SUBJECT: Ph.D. Proposal Presentation
BY: Masoumeh Aminzadeh
TIME: Tuesday, March 3, 2015, 11:00 a.m.
PLACE: Love Building, 109
TITLE: In-situ Identification of Defects and Errors in Additive Manufacturing Using Information Fusion
COMMITTEE: Dr. Thomas Kurfess, Chair (ME)
Dr. David Rosen (ME)
Dr. Hang J. Qi (ME)
Dr. Richard Cowan (ME (Manufacturing))
Dr. Chen Zhou (ISYE)


Laser powder-bed fusion (L-PBF) is an additive manufacturing (AM) process which enables fabrication of functional metal parts with near-net-shape geometries. The drawback to L-PBF is lack of precision and the high chance of formation of defects. Over the past two decades much research has been conducted on process control in order to produce parts of higher quality.
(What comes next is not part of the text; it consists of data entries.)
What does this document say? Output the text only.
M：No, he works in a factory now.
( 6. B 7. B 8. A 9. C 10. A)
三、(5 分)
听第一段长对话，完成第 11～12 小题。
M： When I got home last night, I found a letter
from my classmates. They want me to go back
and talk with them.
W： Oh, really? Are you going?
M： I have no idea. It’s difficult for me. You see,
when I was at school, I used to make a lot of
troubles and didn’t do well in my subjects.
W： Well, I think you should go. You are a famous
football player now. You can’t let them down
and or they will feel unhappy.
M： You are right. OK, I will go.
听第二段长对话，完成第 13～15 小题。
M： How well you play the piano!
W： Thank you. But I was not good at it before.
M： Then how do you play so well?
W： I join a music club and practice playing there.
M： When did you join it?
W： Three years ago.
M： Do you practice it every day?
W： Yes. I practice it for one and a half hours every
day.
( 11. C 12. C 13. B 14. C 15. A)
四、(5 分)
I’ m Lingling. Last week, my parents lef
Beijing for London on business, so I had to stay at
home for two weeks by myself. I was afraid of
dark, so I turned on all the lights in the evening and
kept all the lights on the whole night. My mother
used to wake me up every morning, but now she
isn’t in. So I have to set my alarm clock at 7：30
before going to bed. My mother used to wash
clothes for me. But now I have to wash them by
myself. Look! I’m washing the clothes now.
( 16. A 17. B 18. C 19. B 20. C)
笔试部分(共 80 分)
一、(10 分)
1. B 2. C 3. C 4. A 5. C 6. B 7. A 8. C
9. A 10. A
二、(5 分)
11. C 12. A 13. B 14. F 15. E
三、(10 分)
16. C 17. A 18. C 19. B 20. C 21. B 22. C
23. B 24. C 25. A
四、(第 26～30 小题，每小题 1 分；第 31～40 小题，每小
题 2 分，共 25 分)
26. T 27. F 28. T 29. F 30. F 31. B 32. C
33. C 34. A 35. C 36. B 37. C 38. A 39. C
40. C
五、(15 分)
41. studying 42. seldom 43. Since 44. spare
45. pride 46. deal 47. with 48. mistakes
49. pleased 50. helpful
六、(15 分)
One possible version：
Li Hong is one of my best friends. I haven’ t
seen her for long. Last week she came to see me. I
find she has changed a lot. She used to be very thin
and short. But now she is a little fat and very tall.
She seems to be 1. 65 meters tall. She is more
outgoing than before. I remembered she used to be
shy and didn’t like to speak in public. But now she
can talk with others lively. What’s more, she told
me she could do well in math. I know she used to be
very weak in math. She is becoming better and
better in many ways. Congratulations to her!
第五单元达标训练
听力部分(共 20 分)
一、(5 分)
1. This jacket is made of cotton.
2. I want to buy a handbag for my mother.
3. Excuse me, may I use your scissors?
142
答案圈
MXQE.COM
This work proposes a framework for online quality monitoring system in L-PBF by direct monitoring the formation of defects and geometric errors. It is aimed to design an online quality monitoring system with the ability to detect, identify, and characterize different sorts of defects as well as geometric errors in each layer. High-resolution visual images and 2D height maps provided by interferometer and laser line scanner (LLS) are captured at each layer during the build process. A scheme for online detection system of defect and geometric error is proposed that consists of two subsystems of defect detection and geometric error detection. To achieve better precision, information from different sensors with different modalities and from images captured before and after powder fusion should be integrated effectively. To achieve better accuracy, integration of information from subsequent layers of build is suggested for the first time and appropriate techniques based on statistical estimation are developed.